1. Deduce that \(\mathbf{u} + \mathbf{v} + \mathbf{w} = \mathbf{0}\).
2. Show that \(\mathbf{u} \times \mathbf{v} = \mathbf{w} \times \mathbf{u} = \mathbf{v} \times \mathbf{w}\). [Hint: Compute \(\mathbf{u} \times (\mathbf{u} + \mathbf{v} + \mathbf{w})\) and \(\mathbf{v} \times (\mathbf{u} + \mathbf{v} + \mathbf{w})\).]
3. Deduce the law of sines:

   \[\frac{\sin\alpha}{a} = \frac{\sin\beta}{b} = \frac{\sin\gamma}{c} \nonumber \]

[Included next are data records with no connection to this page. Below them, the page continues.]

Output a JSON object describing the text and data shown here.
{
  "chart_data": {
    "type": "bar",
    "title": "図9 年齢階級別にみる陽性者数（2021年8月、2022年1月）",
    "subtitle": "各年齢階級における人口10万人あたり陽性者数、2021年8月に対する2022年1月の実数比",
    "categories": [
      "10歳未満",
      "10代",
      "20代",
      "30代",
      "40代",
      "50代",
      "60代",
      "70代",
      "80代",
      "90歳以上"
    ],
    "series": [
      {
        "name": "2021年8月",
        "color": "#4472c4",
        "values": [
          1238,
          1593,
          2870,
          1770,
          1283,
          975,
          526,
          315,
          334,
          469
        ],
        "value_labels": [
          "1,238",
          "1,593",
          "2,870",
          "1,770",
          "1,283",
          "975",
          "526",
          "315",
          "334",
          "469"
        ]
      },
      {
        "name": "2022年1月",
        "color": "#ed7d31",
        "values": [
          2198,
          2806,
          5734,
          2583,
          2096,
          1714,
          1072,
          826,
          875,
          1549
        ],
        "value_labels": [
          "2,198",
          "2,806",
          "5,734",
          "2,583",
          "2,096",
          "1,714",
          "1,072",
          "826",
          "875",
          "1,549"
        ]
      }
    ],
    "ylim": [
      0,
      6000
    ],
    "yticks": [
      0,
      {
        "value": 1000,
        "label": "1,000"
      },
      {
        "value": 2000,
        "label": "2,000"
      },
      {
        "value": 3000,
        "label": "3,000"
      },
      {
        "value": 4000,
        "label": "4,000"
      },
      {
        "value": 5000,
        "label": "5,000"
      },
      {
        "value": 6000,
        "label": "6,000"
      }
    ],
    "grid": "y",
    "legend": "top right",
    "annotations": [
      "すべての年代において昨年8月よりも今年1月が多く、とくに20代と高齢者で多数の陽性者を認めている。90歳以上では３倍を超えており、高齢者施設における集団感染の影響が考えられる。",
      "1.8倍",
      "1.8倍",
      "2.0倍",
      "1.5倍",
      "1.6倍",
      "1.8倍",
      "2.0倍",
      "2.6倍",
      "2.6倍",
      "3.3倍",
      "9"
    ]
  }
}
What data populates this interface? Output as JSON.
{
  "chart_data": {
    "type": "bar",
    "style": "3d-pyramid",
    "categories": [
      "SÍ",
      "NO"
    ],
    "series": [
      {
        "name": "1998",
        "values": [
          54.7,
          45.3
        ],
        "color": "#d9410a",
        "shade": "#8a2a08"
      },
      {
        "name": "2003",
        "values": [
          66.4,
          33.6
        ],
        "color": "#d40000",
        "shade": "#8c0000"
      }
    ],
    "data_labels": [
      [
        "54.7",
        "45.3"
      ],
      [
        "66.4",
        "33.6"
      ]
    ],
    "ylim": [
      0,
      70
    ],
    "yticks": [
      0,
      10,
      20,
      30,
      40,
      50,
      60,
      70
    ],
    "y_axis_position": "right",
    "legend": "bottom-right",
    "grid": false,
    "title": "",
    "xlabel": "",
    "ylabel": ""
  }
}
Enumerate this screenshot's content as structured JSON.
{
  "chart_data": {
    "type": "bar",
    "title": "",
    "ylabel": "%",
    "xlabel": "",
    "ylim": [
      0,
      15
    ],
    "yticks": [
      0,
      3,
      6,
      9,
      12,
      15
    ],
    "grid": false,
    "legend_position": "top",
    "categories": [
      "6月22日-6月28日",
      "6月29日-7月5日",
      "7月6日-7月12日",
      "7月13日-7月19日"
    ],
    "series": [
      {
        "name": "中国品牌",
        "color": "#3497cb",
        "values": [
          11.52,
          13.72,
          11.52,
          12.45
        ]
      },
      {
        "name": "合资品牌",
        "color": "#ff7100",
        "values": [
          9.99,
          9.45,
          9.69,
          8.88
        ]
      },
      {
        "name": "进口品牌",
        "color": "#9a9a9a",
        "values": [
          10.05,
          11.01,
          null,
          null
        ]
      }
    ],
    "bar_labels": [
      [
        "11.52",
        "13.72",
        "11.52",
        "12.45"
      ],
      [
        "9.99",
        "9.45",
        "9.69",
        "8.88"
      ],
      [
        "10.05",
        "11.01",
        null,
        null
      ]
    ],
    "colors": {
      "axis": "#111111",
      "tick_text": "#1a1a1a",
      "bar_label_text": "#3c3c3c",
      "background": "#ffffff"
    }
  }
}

Show that the (shortest) distance between two planes \(\mathbf{n}\bullet \mathbf{p} = d_{1}\) and \(\mathbf{n}\bullet \mathbf{p} = d_{2}\) with \(\mathbf{n}\) as normal is \(\frac{|d_{2} - d_{1}|}{\| \mathbf{n} \|}\).

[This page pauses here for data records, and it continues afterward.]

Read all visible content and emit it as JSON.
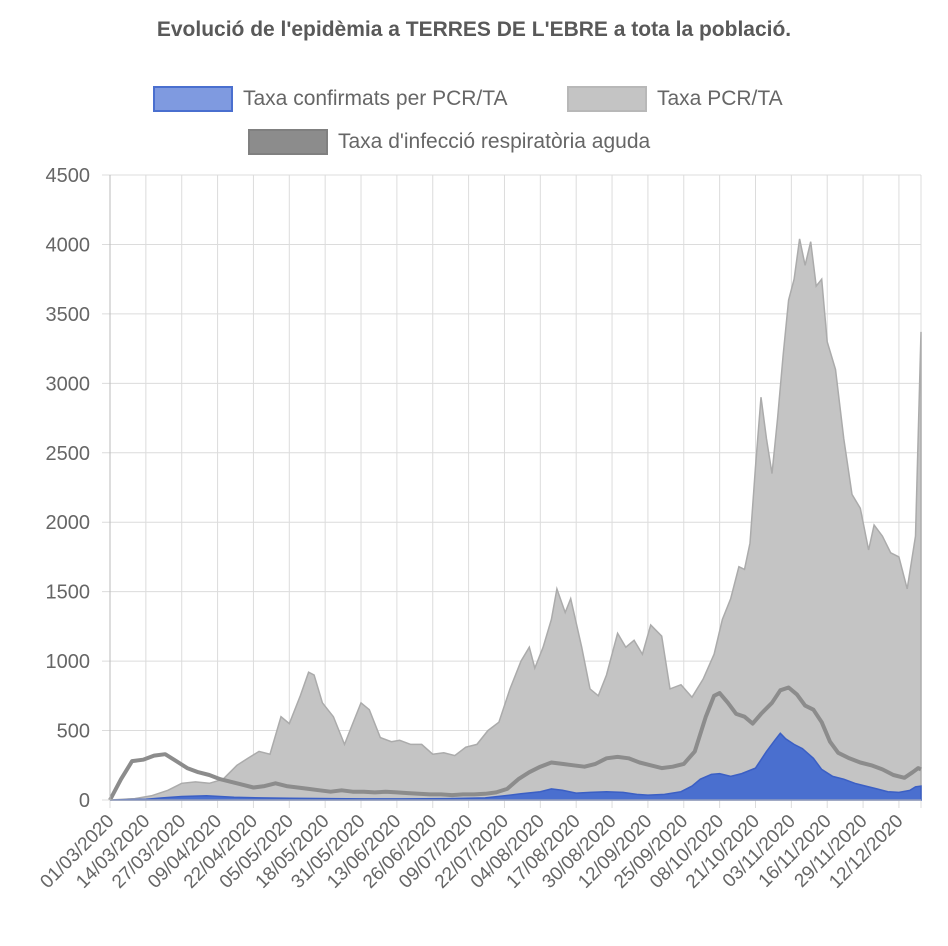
{
  "chart_data": {
    "type": "area",
    "title": "Evolució de l'epidèmia a TERRES DE L'EBRE a tota la població.",
    "xlabel": "",
    "ylabel": "",
    "ylim": [
      0,
      4500
    ],
    "y_ticks": [
      0,
      500,
      1000,
      1500,
      2000,
      2500,
      3000,
      3500,
      4000,
      4500
    ],
    "x_tick_labels": [
      "01/03/2020",
      "14/03/2020",
      "27/03/2020",
      "09/04/2020",
      "22/04/2020",
      "05/05/2020",
      "18/05/2020",
      "31/05/2020",
      "13/06/2020",
      "26/06/2020",
      "09/07/2020",
      "22/07/2020",
      "04/08/2020",
      "17/08/2020",
      "30/08/2020",
      "12/09/2020",
      "25/09/2020",
      "08/10/2020",
      "21/10/2020",
      "03/11/2020",
      "16/11/2020",
      "29/11/2020",
      "12/12/2020"
    ],
    "x_range": [
      "01/03/2020",
      "20/12/2020"
    ],
    "grid": true,
    "legend_position": "top",
    "series": [
      {
        "name": "Taxa confirmats per PCR/TA",
        "fill_color": "#4a6fcf",
        "legend_color": "#7f9ae0",
        "points": [
          [
            "01/03/2020",
            0
          ],
          [
            "14/03/2020",
            5
          ],
          [
            "20/03/2020",
            15
          ],
          [
            "27/03/2020",
            25
          ],
          [
            "05/04/2020",
            30
          ],
          [
            "15/04/2020",
            20
          ],
          [
            "25/04/2020",
            15
          ],
          [
            "05/05/2020",
            12
          ],
          [
            "20/05/2020",
            10
          ],
          [
            "01/06/2020",
            8
          ],
          [
            "15/06/2020",
            8
          ],
          [
            "01/07/2020",
            10
          ],
          [
            "15/07/2020",
            15
          ],
          [
            "22/07/2020",
            30
          ],
          [
            "28/07/2020",
            45
          ],
          [
            "04/08/2020",
            60
          ],
          [
            "08/08/2020",
            80
          ],
          [
            "12/08/2020",
            70
          ],
          [
            "17/08/2020",
            50
          ],
          [
            "22/08/2020",
            55
          ],
          [
            "28/08/2020",
            60
          ],
          [
            "03/09/2020",
            55
          ],
          [
            "08/09/2020",
            40
          ],
          [
            "12/09/2020",
            35
          ],
          [
            "18/09/2020",
            40
          ],
          [
            "24/09/2020",
            60
          ],
          [
            "28/09/2020",
            100
          ],
          [
            "01/10/2020",
            150
          ],
          [
            "05/10/2020",
            185
          ],
          [
            "08/10/2020",
            190
          ],
          [
            "12/10/2020",
            170
          ],
          [
            "16/10/2020",
            190
          ],
          [
            "21/10/2020",
            230
          ],
          [
            "25/10/2020",
            350
          ],
          [
            "28/10/2020",
            430
          ],
          [
            "30/10/2020",
            480
          ],
          [
            "01/11/2020",
            440
          ],
          [
            "04/11/2020",
            400
          ],
          [
            "07/11/2020",
            370
          ],
          [
            "11/11/2020",
            300
          ],
          [
            "14/11/2020",
            220
          ],
          [
            "18/11/2020",
            170
          ],
          [
            "22/11/2020",
            150
          ],
          [
            "26/11/2020",
            120
          ],
          [
            "30/11/2020",
            100
          ],
          [
            "04/12/2020",
            80
          ],
          [
            "08/12/2020",
            60
          ],
          [
            "12/12/2020",
            55
          ],
          [
            "16/12/2020",
            70
          ],
          [
            "18/12/2020",
            95
          ],
          [
            "20/12/2020",
            100
          ]
        ]
      },
      {
        "name": "Taxa PCR/TA",
        "fill_color": "#c4c4c4",
        "legend_color": "#c4c4c4",
        "points": [
          [
            "01/03/2020",
            0
          ],
          [
            "10/03/2020",
            10
          ],
          [
            "16/03/2020",
            30
          ],
          [
            "22/03/2020",
            70
          ],
          [
            "27/03/2020",
            120
          ],
          [
            "01/04/2020",
            130
          ],
          [
            "06/04/2020",
            120
          ],
          [
            "11/04/2020",
            150
          ],
          [
            "16/04/2020",
            250
          ],
          [
            "20/04/2020",
            300
          ],
          [
            "24/04/2020",
            350
          ],
          [
            "28/04/2020",
            330
          ],
          [
            "02/05/2020",
            600
          ],
          [
            "05/05/2020",
            550
          ],
          [
            "09/05/2020",
            750
          ],
          [
            "12/05/2020",
            920
          ],
          [
            "14/05/2020",
            900
          ],
          [
            "17/05/2020",
            700
          ],
          [
            "21/05/2020",
            600
          ],
          [
            "25/05/2020",
            400
          ],
          [
            "28/05/2020",
            550
          ],
          [
            "31/05/2020",
            700
          ],
          [
            "03/06/2020",
            650
          ],
          [
            "07/06/2020",
            450
          ],
          [
            "11/06/2020",
            420
          ],
          [
            "14/06/2020",
            430
          ],
          [
            "18/06/2020",
            400
          ],
          [
            "22/06/2020",
            400
          ],
          [
            "26/06/2020",
            330
          ],
          [
            "30/06/2020",
            340
          ],
          [
            "04/07/2020",
            320
          ],
          [
            "08/07/2020",
            380
          ],
          [
            "12/07/2020",
            400
          ],
          [
            "16/07/2020",
            500
          ],
          [
            "20/07/2020",
            560
          ],
          [
            "24/07/2020",
            800
          ],
          [
            "28/07/2020",
            1000
          ],
          [
            "31/07/2020",
            1100
          ],
          [
            "02/08/2020",
            950
          ],
          [
            "05/08/2020",
            1100
          ],
          [
            "08/08/2020",
            1300
          ],
          [
            "10/08/2020",
            1520
          ],
          [
            "13/08/2020",
            1350
          ],
          [
            "15/08/2020",
            1450
          ],
          [
            "19/08/2020",
            1100
          ],
          [
            "22/08/2020",
            800
          ],
          [
            "25/08/2020",
            750
          ],
          [
            "28/08/2020",
            900
          ],
          [
            "01/09/2020",
            1200
          ],
          [
            "04/09/2020",
            1100
          ],
          [
            "07/09/2020",
            1150
          ],
          [
            "10/09/2020",
            1050
          ],
          [
            "13/09/2020",
            1260
          ],
          [
            "17/09/2020",
            1180
          ],
          [
            "20/09/2020",
            800
          ],
          [
            "24/09/2020",
            830
          ],
          [
            "28/09/2020",
            740
          ],
          [
            "02/10/2020",
            870
          ],
          [
            "06/10/2020",
            1050
          ],
          [
            "09/10/2020",
            1300
          ],
          [
            "12/10/2020",
            1450
          ],
          [
            "15/10/2020",
            1680
          ],
          [
            "17/10/2020",
            1660
          ],
          [
            "19/10/2020",
            1850
          ],
          [
            "21/10/2020",
            2400
          ],
          [
            "23/10/2020",
            2900
          ],
          [
            "25/10/2020",
            2600
          ],
          [
            "27/10/2020",
            2350
          ],
          [
            "29/10/2020",
            2750
          ],
          [
            "31/10/2020",
            3200
          ],
          [
            "02/11/2020",
            3600
          ],
          [
            "04/11/2020",
            3750
          ],
          [
            "06/11/2020",
            4040
          ],
          [
            "08/11/2020",
            3850
          ],
          [
            "10/11/2020",
            4020
          ],
          [
            "12/11/2020",
            3700
          ],
          [
            "14/11/2020",
            3750
          ],
          [
            "16/11/2020",
            3300
          ],
          [
            "19/11/2020",
            3100
          ],
          [
            "22/11/2020",
            2600
          ],
          [
            "25/11/2020",
            2200
          ],
          [
            "28/11/2020",
            2100
          ],
          [
            "01/12/2020",
            1800
          ],
          [
            "03/12/2020",
            1980
          ],
          [
            "06/12/2020",
            1900
          ],
          [
            "09/12/2020",
            1780
          ],
          [
            "12/12/2020",
            1750
          ],
          [
            "15/12/2020",
            1520
          ],
          [
            "18/12/2020",
            1900
          ],
          [
            "20/12/2020",
            3370
          ]
        ]
      },
      {
        "name": "Taxa d'infecció respiratòria aguda",
        "line_color": "#8c8c8c",
        "legend_color": "#8c8c8c",
        "points": [
          [
            "01/03/2020",
            0
          ],
          [
            "05/03/2020",
            150
          ],
          [
            "09/03/2020",
            280
          ],
          [
            "13/03/2020",
            290
          ],
          [
            "17/03/2020",
            320
          ],
          [
            "21/03/2020",
            330
          ],
          [
            "25/03/2020",
            280
          ],
          [
            "29/03/2020",
            230
          ],
          [
            "02/04/2020",
            200
          ],
          [
            "06/04/2020",
            180
          ],
          [
            "10/04/2020",
            150
          ],
          [
            "14/04/2020",
            130
          ],
          [
            "18/04/2020",
            110
          ],
          [
            "22/04/2020",
            90
          ],
          [
            "26/04/2020",
            100
          ],
          [
            "30/04/2020",
            120
          ],
          [
            "04/05/2020",
            100
          ],
          [
            "08/05/2020",
            90
          ],
          [
            "12/05/2020",
            80
          ],
          [
            "16/05/2020",
            70
          ],
          [
            "20/05/2020",
            60
          ],
          [
            "24/05/2020",
            70
          ],
          [
            "28/05/2020",
            60
          ],
          [
            "01/06/2020",
            60
          ],
          [
            "05/06/2020",
            55
          ],
          [
            "09/06/2020",
            60
          ],
          [
            "13/06/2020",
            55
          ],
          [
            "17/06/2020",
            50
          ],
          [
            "21/06/2020",
            45
          ],
          [
            "25/06/2020",
            40
          ],
          [
            "29/06/2020",
            40
          ],
          [
            "03/07/2020",
            35
          ],
          [
            "07/07/2020",
            40
          ],
          [
            "11/07/2020",
            40
          ],
          [
            "15/07/2020",
            45
          ],
          [
            "19/07/2020",
            55
          ],
          [
            "23/07/2020",
            80
          ],
          [
            "27/07/2020",
            150
          ],
          [
            "31/07/2020",
            200
          ],
          [
            "04/08/2020",
            240
          ],
          [
            "08/08/2020",
            270
          ],
          [
            "12/08/2020",
            260
          ],
          [
            "16/08/2020",
            250
          ],
          [
            "20/08/2020",
            240
          ],
          [
            "24/08/2020",
            260
          ],
          [
            "28/08/2020",
            300
          ],
          [
            "01/09/2020",
            310
          ],
          [
            "05/09/2020",
            300
          ],
          [
            "09/09/2020",
            270
          ],
          [
            "13/09/2020",
            250
          ],
          [
            "17/09/2020",
            230
          ],
          [
            "21/09/2020",
            240
          ],
          [
            "25/09/2020",
            260
          ],
          [
            "29/09/2020",
            350
          ],
          [
            "03/10/2020",
            600
          ],
          [
            "06/10/2020",
            750
          ],
          [
            "08/10/2020",
            770
          ],
          [
            "11/10/2020",
            700
          ],
          [
            "14/10/2020",
            620
          ],
          [
            "17/10/2020",
            600
          ],
          [
            "20/10/2020",
            550
          ],
          [
            "23/10/2020",
            620
          ],
          [
            "27/10/2020",
            700
          ],
          [
            "30/10/2020",
            790
          ],
          [
            "02/11/2020",
            810
          ],
          [
            "05/11/2020",
            760
          ],
          [
            "08/11/2020",
            680
          ],
          [
            "11/11/2020",
            650
          ],
          [
            "14/11/2020",
            560
          ],
          [
            "17/11/2020",
            420
          ],
          [
            "20/11/2020",
            340
          ],
          [
            "24/11/2020",
            300
          ],
          [
            "28/11/2020",
            270
          ],
          [
            "02/12/2020",
            250
          ],
          [
            "06/12/2020",
            220
          ],
          [
            "10/12/2020",
            180
          ],
          [
            "14/12/2020",
            160
          ],
          [
            "17/12/2020",
            200
          ],
          [
            "19/12/2020",
            230
          ],
          [
            "20/12/2020",
            220
          ]
        ]
      }
    ]
  }
}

Let \(\mathbf{p}_{1}\) and \(\mathbf{p}_{2}\) be vectors of points in the planes, so \(\mathbf{p}_{1}\bullet \mathbf{n} = d_{1}\) and \(\mathbf{p}_{2}\bullet \mathbf{n} = d_{2}\). The distance is the length of the projection of \(\mathbf{p}_{2} - \mathbf{p}_{1}\) along \(\mathbf{n}\); that is \(\frac{|(\mathbf{p}_{2} - \mathbf{p}_{1})\bullet \mathbf{n}|}{\| \mathbf{n} \|} = \frac{|d_{1} - d_{2}|}{\| \mathbf{n} \|}\).

Let \(A\) and \(B\) be points other than the origin, and let \(\mathbf{a}\) and \(\mathbf{b}\) be their vectors. If \(\mathbf{a}\) and \(\mathbf{b}\) are not parallel, show that the plane through \(A\), \(B\), and the origin is given by

\[\{P(x, y, z) \mid \left[ \begin{array}{r} x\\ y\\ z \end{array} \right] = s\mathbf{a} + t\mathbf{b} \mbox{ for some } s \mbox{ and } t \} \nonumber \]

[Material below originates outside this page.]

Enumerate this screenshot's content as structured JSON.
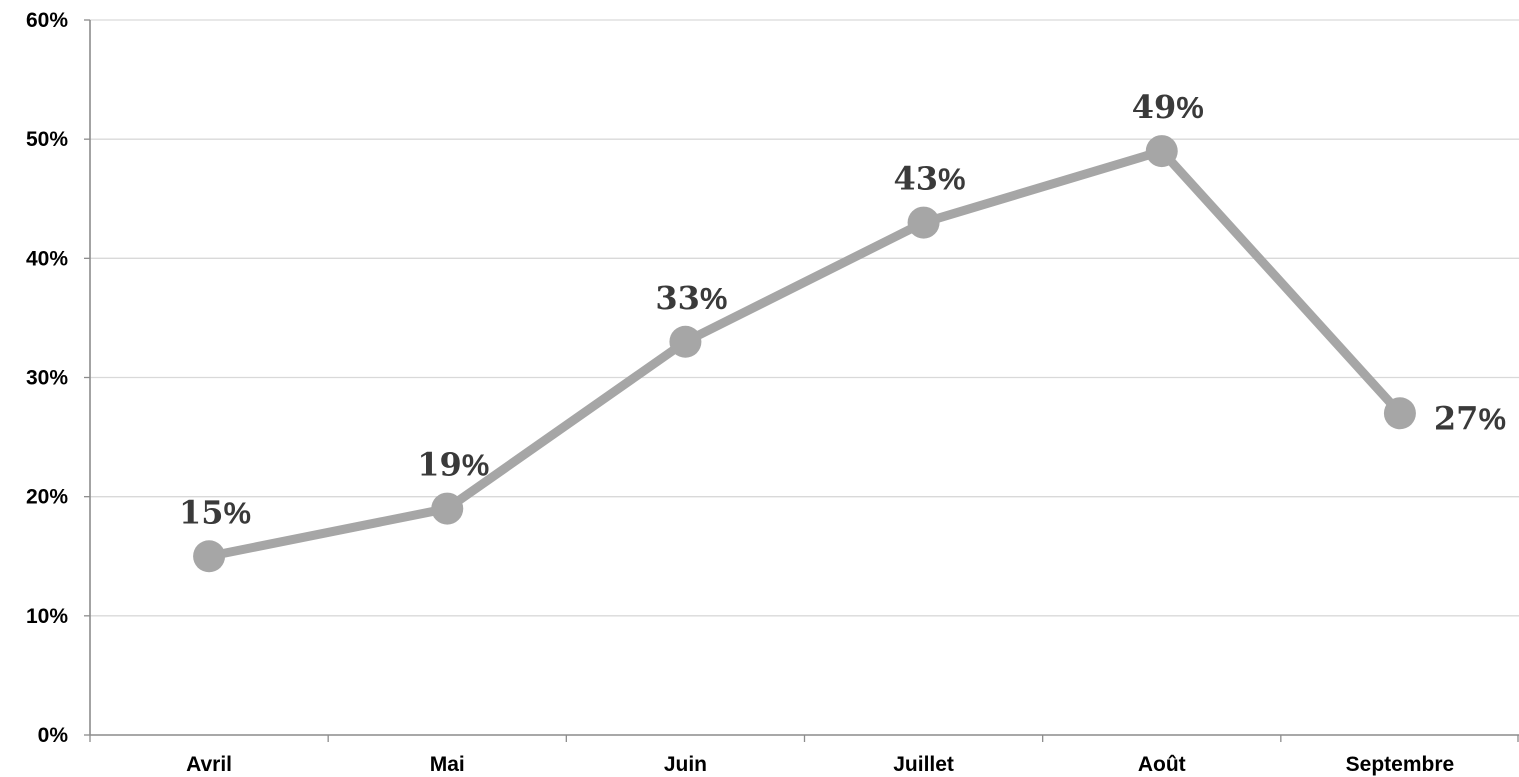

Let \(A\) be a \(2 \times 3\) matrix of rank 2 with rows \(\mathbf{r}_{1}\) and \(\mathbf{r}_{2}\). Show that

\[P = \{XA \mid X = [x y]; x, y \mbox{ arbitrary}\} \nonumber \]

is the plane through the origin with normal \(\mathbf{r}_{1} \times \mathbf{r}_{2}\).

Given the cube with vertices \(P(x, y, z)\), where each of \(x\), \(y\), and \(z\) is either \(0\) or \(2\), consider the plane perpendicular to the diagonal through \(P(0, 0, 0)\) and \(P(2, 2, 2)\) and bisecting it.

1. Show that the plane meets six of the edges of the cube and bisects them.
2. Show that the six points in (a) are the vertices of a regular hexagon.